Он щурит глаза, наклоняется над стеклянной витриной и широко, по-доброму улыбается.
Да, да! Этот большой, в покореженном переплете, отпечатанный на славянском языке «Часослов» — тот самый, что был подарен шестилетнему Алеше Пешкову его дедом. По этому «Часослову» будущий писатель первоначально учился читать.
Еще светлее улыбка, еще чаще потрагивание усов двумя пальцами, когда он переходит к выставленным на стенде книгам его детского чтения. «Два туза и пиковая дама или герой стуколки», рассказ Евстигнеева.
— А... Евстигнеев,—вполголоса произносит Горький, узнавая знакомого.
Рядом другая книга из детской библиотечки Алеши Пешкова: в красно-зелено-желтой обложке шестой том «Похождений Рокамболя» Понсон дю Террайля.
Улыбается Горький. Улыбаются устроитель и секретарь. Улыбаемся мы — Варшавский и я. Гиляровский не улыбается.
— Алексей Максимович, не хотите ли вспомнить, как вы напечатали свой первый рассказ?
Но он уже и сам заметил витрину, посвященную его первым шагам в русской литературе.

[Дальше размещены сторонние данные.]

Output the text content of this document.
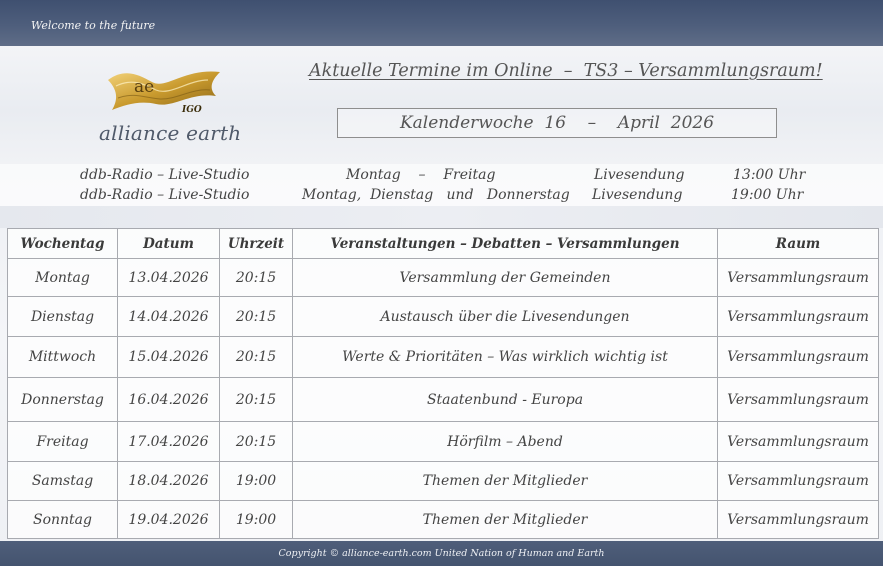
Welcome to the future
ae
IGO
alliance earth
Aktuelle Termine im Online  –  TS3 – Versammlungsraum!
Kalenderwoche  16    –    April  2026
ddb-Radio – Live-Studio	Montag    –    Freitag	Livesendung	13:00 Uhr
ddb-Radio – Live-Studio	Montag,  Dienstag   und   Donnerstag Livesendung	19:00 Uhr
Wochentag	Datum	Uhrzeit	Veranstaltungen – Debatten – Versammlungen	Raum
Montag	13.04.2026	20:15	Versammlung der Gemeinden	Versammlungsraum
Dienstag	14.04.2026	20:15	Austausch über die Livesendungen	Versammlungsraum
Mittwoch	15.04.2026	20:15	Werte & Prioritäten – Was wirklich wichtig ist	Versammlungsraum
Donnerstag	16.04.2026	20:15	Staatenbund - Europa	Versammlungsraum
Freitag	17.04.2026	20:15	Hörfilm – Abend	Versammlungsraum
Samstag	18.04.2026	19:00	Themen der Mitglieder	Versammlungsraum
Sonntag	19.04.2026	19:00	Themen der Mitglieder	Versammlungsraum
Copyright © alliance-earth.com United Nation of Human and Earth
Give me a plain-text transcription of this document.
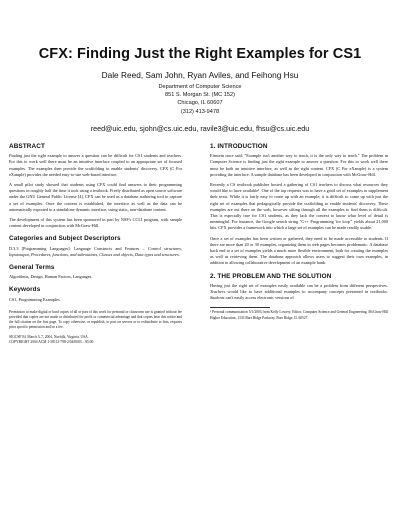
CFX: Finding Just the Right Examples for CS1
Dale Reed, Sam John, Ryan Aviles, and Feihong Hsu
Department of Computer Science
851 S. Morgan St. (MC 152)
Chicago, IL 60607
(312) 413-9478
reed@uic.edu, sjohn@cs.uic.edu, ravile3@uic.edu, fhsu@cs.uic.edu
ABSTRACT

Finding just the right example to answer a question can be difficult for CS1 students and teachers. For this to work well there must be an intuitive interface coupled to an appropriate set of focused examples. The examples then provide the scaffolding to enable students' discovery. CFX (C For eXample) provides the needed easy-to-use web-based interface.

A small pilot study showed that students using CFX could find answers to their programming questions in roughly half the time it took using a textbook. Freely distributed as open source software under the GNU General Public License [4], CFX can be used as a database authoring tool to capture a set of examples. Once the content is established, the interface as well as the data can be automatically exported to a standalone dynamic interface, using static, non-database content.

The development of this system has been sponsored in part by NSF's CCLI program, with sample content developed in conjunction with McGraw-Hill.

Categories and Subject Descriptors

D.3.3 [Programming Languages]: Language Constructs and Features – Control structures, Inputoutput, Procedures, functions, and subroutines, Classes and objects, Data types and structures.

General Terms

Algorithms, Design, Human Factors, Languages.

Keywords

CS1, Programming Examples

Permission to make digital or hard copies of all or part of this work for personal or classroom use is granted without fee provided that copies are not made or distributed for profit or commercial advantage and that copies bear this notice and the full citation on the first page. To copy otherwise, or republish, to post on servers or to redistribute to lists, requires prior specific permission and/or a fee.

SIGCSE'04, March 3–7, 2004, Norfolk, Virginia, USA.

COPYRIGHT 2004 ACM 1-58113-798-2/04/0003…$5.00.

1. INTRODUCTION

Einstein once said: "Example isn't another way to teach, it is the only way to teach." The problem in Computer Science is finding just the right example to answer a question. For this to work well there must be both an intuitive interface, as well as the right content. CFX (C For eXample) is a system providing the interface. A sample database has been developed in conjunction with McGraw-Hill.

Recently a CS textbook publisher hosted a gathering of CS1 teachers to discuss what resources they would like to have available¹. One of the top requests was to have a good set of examples to supplement their texts. While it is fairly easy to come up with an example, it is difficult to come up with just the right set of examples that pedagogically provide the scaffolding to enable students' discovery. These examples are out there on the web, however sifting through all the examples to find them is difficult. This is especially true for CS1 students, as they lack the context to know what level of detail is meaningful. For instance, the Google search string "C++ Programming 'for loop'" yields about 21,000 hits. CFX provides a framework into which a large set of examples can be made readily usable.

Once a set of examples has been written or gathered, they need to be made accessible to students. If there are more than 20 or 30 examples, organizing them in web pages becomes problematic. A database back end to a set of examples yields a much more flexible environment, both for creating the examples as well as retrieving them. The database approach allows users to suggest their own examples, in addition to allowing collaborative development of an example bank.

2. THE PROBLEM AND THE SOLUTION

Having just the right set of examples easily available can be a problem from different perspectives. Teachers would like to have additional examples to accompany concepts presented in textbooks. Students can't easily access electronic versions of

¹ Personal communication 5/1/2003 from Kelly Lowery, Editor, Computer Science and General Engineering, McGraw-Hill Higher Education, 1333 Burr Ridge Parkway, Burr Ridge, IL 60527.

Под стеклом — экземпляр тифлисской газеты «Кавказ» № 242, год 1892-й, 1 января. На первой полосе телеграмма из Парижа сообщает: «Маркиз Салисбери разошлет державам циркуляр, в котором заявит о безусловной необходимости продлить оккупацию Египта». А под сообщением о циркуляре маркиза — рассказ «Макар Чудра». Первый напечатанный рассказ никому не известного писателя с таким странным псевдонимом — Максим Горький!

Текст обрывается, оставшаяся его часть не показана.